To celebrate 2 years of Balatro, creator LocalThunk reflected on dropping out of an engineering program to make games: ‘Even if I could warn myself I’m not sure what I could have said to prepare for the insanity’

Even two years after release, Balatro is one of the biggest and best roguelikes going—there may be no one more keenly aware of that than developer LocalThunk, who’s managed to keep a low profile despite his game selling millions of copies and scoring crossover after crossover.
In a recent anniversary blog post titled “Bad Grades,” LocalThunk looked back on his earliest forays into game development. “I think about that version of myself a lot now,” he wrote. “I didn’t know what was coming and even if I could warn myself I’m not sure what I could have said to prepare for the insanity. I’m not even sure if there’s a lesson to learn.”

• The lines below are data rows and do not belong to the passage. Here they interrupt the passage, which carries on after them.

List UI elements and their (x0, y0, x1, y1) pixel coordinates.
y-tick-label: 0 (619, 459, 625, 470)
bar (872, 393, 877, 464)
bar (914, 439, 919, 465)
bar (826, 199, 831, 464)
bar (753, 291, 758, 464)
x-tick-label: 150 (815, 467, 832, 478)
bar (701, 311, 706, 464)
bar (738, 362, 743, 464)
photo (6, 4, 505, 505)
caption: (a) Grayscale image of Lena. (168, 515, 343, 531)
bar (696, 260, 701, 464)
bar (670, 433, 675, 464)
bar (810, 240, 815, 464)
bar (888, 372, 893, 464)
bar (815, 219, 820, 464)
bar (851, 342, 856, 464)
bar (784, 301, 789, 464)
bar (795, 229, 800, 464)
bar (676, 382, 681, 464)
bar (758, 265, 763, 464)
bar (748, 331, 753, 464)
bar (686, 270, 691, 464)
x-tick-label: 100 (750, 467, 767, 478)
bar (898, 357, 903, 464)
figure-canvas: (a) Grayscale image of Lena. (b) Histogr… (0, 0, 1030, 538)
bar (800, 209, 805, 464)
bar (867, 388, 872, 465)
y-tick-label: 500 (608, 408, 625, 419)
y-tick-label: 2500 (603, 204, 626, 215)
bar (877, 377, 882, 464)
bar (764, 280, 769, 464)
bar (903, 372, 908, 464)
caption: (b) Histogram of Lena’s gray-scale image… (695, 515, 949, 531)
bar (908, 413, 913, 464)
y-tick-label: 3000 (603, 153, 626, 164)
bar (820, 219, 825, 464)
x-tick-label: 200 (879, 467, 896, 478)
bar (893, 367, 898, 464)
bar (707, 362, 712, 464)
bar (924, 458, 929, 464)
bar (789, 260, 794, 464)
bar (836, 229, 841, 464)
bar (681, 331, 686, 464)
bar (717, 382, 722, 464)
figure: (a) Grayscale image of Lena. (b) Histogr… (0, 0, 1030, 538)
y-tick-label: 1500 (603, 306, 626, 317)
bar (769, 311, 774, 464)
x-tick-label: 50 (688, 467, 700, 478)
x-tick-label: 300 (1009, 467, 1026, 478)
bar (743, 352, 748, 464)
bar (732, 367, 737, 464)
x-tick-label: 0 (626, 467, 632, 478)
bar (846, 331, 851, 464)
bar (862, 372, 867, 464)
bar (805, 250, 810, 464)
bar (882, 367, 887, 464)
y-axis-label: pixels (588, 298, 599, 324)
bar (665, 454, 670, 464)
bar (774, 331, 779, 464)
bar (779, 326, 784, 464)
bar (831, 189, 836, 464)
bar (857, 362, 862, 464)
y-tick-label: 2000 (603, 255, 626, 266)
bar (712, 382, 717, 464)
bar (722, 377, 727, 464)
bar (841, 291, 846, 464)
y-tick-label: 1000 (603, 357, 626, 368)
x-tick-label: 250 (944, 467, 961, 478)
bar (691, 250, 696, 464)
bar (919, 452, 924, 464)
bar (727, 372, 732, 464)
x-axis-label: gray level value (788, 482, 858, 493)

His first game was a four-word ladder game in command line, something he cooked up during an Intro to Computer Science class. He “wasn’t a good student” by his own admission, but it inspired him to drop out of the engineering program he was in to pursue a degree in programming. It set his education back a year, but he was passionate about it—engineering, on the other hand, was a bore.
“It was hardly a choice at all,” he wrote. “I wasn’t any good at [programming], nor was I aware of what may await me after graduation, but … I had created a few programs that convinced me this is the thing for me. I want to make things with code.”